Lexical search manages synonyms and stemming through preprocessing and query-time analysis techniques that normalize words and map related terms to shared forms. Stemming involves reducing words to their root form—for example, “running,” “runs,” and “ran” all become “run.” This allows the search engine to treat different word forms as equivalent, improving recall without storing redundant variations. Developers can implement stemming or lemmatization using language-specific analyzers. Lemmatization is more advanced since it considers the word’s grammatical role, making it suitable for complex languages or mixed-text corpora.
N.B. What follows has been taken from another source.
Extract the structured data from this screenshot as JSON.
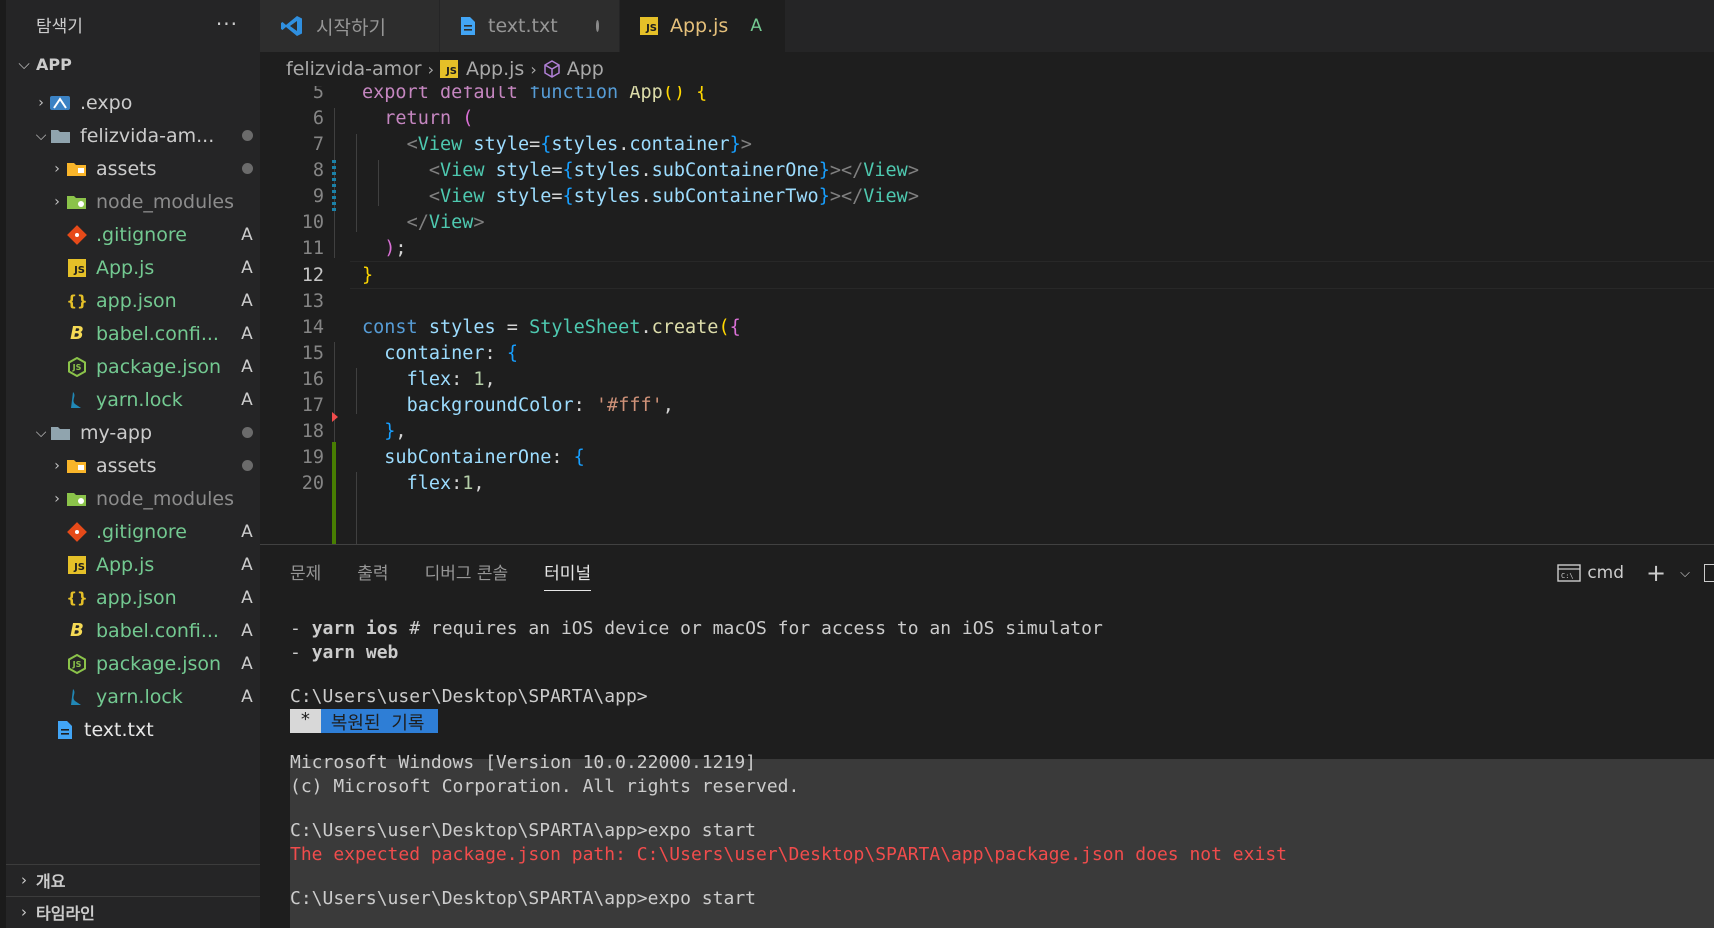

Handling synonyms is more challenging because it requires understanding that different words can have equivalent meanings. Lexical search engines often use synonym dictionaries or thesaurus files to define these relationships manually. For example, developers might define that “car,” “automobile,” and “vehicle” should be treated as the same token group. When a query uses one of these terms, the search engine expands it internally to include all synonyms. This expansion improves coverage but must be tuned carefully, as excessive synonym mappings can produce noisy results or irrelevant matches.
When combined with a vector database like Milvus, Lexical search’s synonym and stemming features form the precision layer of a hybrid system. Lexical matching ensures token-level accuracy, while embeddings stored in Milvus capture implicit synonymy and conceptual similarity automatically. For instance, even if a synonym list omits “AI” and “artificial intelligence,” Milvus can recognize their relationship through vector proximity. This dual approach allows developers to balance rule-based control from Lexical search with learned semantic flexibility from vector embeddings, delivering both precision and contextual relevance in retrieval results.